This post originally appeared on the American Academy of Pediatrics Voices blog and is reprinted here with permission.
As a third-year medical student driving to my preceptor’s office each morning, a 15-minute commute takes me through the revitalized old mill-town of Winooski, Vermont, and then past fields filled with grazing Holstein cows and groves of maples turning brilliant shades of red, orange and gold. Sounds like typical, picturesque Vermont? Yes, but if you look closer, it’s more than that.
One morning in September, when traffic was particularly bad, I found myself idling next to the Winooski public high school. At the driveway entrance was a large sign proclaiming “Welcome Back!” The message then disappeared and was replaced by words in many different languages stating what I can only assume was the same message. As I looked at the sign, a smile started to spread across my face. Refugee or new American families from countries such as Bhutan, Bosnia, Somalia, Rwanda, and many others, have been settling in the Burlington-Winooski area for many years and making it the most diverse municipality in northern New England. On my morning drive, I also pass by young girls wearing brightly colored hijab waiting for the school bus, several Asian and African markets, and the Islamic Community Center of Vermont.
Earlier this year, as I strategized about how to help my fellow medical students #FACEPoverty, as part of a national campaign organized by the AAP Section on Pediatric Trainees, I knew I wanted to partner with the Women Infants and Children (WIC) program. I grew-up in a small rural town in Maine where I saw first-hand how WIC plays a critical role in the lives of impoverished families. So I went to the local WIC leadership in Burlington and asked how we could help. They described how new American families struggled with using the Vermont eWIC card, which functions like a limited debit card for buying food. With the help of WIC, I decided to conduct grocery store tours to work one-on-one with new American families to help them identify the type of foods they could purchase with their eWic card. I arranged for interpreters to be present to overcome any language barriers.

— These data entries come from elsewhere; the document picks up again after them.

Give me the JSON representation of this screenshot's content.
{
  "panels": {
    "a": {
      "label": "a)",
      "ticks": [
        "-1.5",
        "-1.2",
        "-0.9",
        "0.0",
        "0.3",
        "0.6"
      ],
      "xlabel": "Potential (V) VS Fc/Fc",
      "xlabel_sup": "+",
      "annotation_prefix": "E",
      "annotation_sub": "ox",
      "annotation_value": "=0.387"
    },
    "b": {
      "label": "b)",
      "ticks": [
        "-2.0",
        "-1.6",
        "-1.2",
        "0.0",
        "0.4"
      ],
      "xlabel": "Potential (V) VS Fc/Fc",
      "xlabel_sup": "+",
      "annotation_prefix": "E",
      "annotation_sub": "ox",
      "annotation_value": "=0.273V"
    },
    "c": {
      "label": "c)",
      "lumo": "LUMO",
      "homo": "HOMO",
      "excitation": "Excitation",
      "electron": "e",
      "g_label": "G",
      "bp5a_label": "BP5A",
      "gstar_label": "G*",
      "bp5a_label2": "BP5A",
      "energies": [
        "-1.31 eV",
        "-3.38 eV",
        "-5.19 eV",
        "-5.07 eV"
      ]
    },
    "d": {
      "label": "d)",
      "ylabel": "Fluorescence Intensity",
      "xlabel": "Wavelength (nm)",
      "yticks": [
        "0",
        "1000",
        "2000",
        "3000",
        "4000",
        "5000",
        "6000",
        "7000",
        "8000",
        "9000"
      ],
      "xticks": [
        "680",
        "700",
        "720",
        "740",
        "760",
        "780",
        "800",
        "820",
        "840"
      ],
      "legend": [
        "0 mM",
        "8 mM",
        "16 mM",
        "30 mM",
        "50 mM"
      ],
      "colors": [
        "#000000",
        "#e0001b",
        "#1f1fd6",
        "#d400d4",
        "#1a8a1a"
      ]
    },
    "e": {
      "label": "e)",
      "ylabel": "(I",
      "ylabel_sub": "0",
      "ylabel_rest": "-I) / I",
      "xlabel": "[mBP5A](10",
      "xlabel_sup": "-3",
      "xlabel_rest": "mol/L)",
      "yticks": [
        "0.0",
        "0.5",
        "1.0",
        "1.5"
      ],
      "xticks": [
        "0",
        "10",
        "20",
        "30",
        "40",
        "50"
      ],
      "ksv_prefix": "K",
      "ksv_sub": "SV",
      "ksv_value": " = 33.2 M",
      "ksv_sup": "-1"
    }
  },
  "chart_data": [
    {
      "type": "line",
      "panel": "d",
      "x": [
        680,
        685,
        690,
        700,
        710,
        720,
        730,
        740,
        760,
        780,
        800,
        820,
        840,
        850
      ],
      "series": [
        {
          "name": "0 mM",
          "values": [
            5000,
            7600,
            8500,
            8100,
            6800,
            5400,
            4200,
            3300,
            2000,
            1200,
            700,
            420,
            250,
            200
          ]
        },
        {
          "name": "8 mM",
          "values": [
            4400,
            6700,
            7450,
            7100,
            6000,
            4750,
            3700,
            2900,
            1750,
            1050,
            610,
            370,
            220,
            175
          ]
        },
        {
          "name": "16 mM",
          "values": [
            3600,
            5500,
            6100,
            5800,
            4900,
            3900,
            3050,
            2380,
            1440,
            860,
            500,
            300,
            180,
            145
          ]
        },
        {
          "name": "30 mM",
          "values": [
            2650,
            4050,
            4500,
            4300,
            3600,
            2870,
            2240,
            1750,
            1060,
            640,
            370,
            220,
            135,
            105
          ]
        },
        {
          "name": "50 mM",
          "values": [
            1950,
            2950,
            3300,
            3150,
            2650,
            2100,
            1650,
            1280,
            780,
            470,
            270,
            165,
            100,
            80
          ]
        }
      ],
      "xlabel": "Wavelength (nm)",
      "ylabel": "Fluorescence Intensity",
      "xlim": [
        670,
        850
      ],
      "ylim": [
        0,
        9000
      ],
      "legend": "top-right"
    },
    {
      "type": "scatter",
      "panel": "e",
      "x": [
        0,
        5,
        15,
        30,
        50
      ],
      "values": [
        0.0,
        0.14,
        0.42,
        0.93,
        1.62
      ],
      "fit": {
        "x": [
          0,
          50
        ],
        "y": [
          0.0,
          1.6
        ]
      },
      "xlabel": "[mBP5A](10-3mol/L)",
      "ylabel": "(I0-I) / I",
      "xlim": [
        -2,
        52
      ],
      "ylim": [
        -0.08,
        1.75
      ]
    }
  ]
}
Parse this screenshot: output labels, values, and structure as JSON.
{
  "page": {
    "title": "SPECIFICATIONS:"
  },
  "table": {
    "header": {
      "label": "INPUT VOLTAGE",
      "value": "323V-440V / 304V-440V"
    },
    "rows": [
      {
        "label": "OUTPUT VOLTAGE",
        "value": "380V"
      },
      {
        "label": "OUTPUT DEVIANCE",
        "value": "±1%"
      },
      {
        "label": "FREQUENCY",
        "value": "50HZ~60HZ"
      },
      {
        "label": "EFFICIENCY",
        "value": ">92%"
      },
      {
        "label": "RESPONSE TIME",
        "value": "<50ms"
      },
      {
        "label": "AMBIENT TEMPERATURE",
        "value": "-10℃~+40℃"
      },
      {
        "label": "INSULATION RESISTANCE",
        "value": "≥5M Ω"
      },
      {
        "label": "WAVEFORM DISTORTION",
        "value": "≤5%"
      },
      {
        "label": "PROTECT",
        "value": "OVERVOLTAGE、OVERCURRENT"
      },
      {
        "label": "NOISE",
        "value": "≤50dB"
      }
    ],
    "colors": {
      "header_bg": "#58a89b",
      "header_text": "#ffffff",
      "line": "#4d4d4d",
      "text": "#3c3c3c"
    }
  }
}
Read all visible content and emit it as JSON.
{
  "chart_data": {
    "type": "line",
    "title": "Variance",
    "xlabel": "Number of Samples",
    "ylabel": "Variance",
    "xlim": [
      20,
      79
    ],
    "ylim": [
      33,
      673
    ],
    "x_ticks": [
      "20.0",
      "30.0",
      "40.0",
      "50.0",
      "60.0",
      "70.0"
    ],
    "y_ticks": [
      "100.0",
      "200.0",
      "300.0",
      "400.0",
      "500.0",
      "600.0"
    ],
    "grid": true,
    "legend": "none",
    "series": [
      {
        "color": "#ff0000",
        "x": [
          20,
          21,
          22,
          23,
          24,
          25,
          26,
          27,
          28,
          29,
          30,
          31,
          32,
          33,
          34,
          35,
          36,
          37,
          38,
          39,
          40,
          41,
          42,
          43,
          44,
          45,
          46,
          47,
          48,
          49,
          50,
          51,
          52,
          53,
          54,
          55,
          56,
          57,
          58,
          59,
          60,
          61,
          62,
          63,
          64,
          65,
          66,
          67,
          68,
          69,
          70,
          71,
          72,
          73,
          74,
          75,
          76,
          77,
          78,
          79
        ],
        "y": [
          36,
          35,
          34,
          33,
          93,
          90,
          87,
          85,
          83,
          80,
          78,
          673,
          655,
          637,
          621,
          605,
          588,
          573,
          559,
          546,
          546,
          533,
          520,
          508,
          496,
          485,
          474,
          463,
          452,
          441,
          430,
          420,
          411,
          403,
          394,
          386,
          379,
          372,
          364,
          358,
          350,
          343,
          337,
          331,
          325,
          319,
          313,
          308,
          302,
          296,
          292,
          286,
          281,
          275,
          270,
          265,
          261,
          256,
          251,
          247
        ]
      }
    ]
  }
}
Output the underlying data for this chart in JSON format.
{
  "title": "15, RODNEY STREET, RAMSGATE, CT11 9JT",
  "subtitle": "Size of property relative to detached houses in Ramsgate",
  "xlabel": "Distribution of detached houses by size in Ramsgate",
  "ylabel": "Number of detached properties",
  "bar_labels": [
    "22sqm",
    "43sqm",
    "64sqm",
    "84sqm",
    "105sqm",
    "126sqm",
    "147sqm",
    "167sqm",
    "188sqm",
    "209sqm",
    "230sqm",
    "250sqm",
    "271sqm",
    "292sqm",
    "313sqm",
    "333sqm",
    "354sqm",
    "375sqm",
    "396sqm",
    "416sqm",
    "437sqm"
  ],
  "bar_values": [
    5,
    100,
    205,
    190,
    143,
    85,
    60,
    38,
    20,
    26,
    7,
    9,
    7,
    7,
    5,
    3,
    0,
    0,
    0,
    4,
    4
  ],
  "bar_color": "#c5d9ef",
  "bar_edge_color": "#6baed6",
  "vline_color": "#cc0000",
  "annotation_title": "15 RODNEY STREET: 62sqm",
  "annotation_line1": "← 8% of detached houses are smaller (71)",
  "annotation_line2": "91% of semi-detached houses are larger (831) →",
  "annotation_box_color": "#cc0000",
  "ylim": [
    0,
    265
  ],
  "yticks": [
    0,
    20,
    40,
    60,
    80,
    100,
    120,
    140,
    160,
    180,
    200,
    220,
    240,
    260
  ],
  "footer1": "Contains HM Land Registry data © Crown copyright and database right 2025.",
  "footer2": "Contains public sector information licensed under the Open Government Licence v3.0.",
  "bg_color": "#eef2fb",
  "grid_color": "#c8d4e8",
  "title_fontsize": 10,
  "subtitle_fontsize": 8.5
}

As I began planning, I soon realized that recruiting families to participate in the tours would be my greatest challenge. As a busy medical student, I had spent only a limited amount of time connecting with the Burlington community outside of the medical center. I decided that it was time to forge out on foot in order to meet with families and community leaders. With 300 flyers in hand, I spent several afternoons driving and walking around Burlington, posting flyers in physician offices, daycares, schools, gas stations, subsidized housing facilities, local businesses, and community and teen centers.
On one such afternoon, I was visiting local businesses in the old north end of Burlington when a torrential downpour forced me to dash into a corner market. Once inside, I was surprised to find a store filled with a crowd of about 20 men, women, and children all staring at me. It appeared that I was not the only one sheltering from the rain. I smiled, greeted the crowd enthusiastically, and weaved my way towards the counter. At the counter, an elderly man cautiously greeted me in words I could not understand; he was speaking Nepali. I held up the flyers, tried to explain about the tours, and asked if I could hang one in the shop’s window.
As I nervously jabbered away, I realized the store had gone silent and the crowd of people had joined me at the counter. Everyone was trying to understand what I was saying. The man at the counter looked understandably skeptical and was clearly confused by my request. He then called for a young high-school-aged girl to step forward. She greeted me in English and introduced the man behind the counter as her uncle and shop owner. As the niece translated my explanation and request, a bright smile lit up the shop owner’s face and he began to nod. He then started to direct the crowd in Nepali, and before I knew it, everyone was trying to help me hang the flyers not only in the windows, but on the front door of the shop, in the most auspicious locations. At one point, there were at least five people, 10 helping hands, all trying to help me hang up a single flyer. The shop owner proclaimed proudly that he would happily display the flyers in his shop as it was a program which helped his community. A week later, I made sure to return to the shop with flyers translated into Nepali.
The grocery store tours were a great success. Medical students, residents, attendings, interpreters, and new American families all came together to participate. However, looking back, it really was the planning process which has stayed with me. I learned so much more about the critical support systems which help struggling families. Now, when working with families in clinic, I can speak to them from a place of personal experience and knowledge of the system which is truly invaluable. Perhaps even more importantly, I have come to further appreciate how communication really is the key to making a connection with people. Both through the shop owner’s niece and the interpreters in the grocery store, I was able to form a communication bridge. I saw confusion and frustration turn into excitement and understanding.
As a future physician, who aspires to work with children and families, I have been inspired to assure that my healthcare community not only values this communication bridge, but also has the resources in place to connect with non-English speaking patients. This includes in-person interpretation, remote-video interpretation, or health information which is translated into a preferred a language. Supporting programs that help lift children and families out of poverty is essential, but so is making sure the programs can be understood and utilized by those who need them.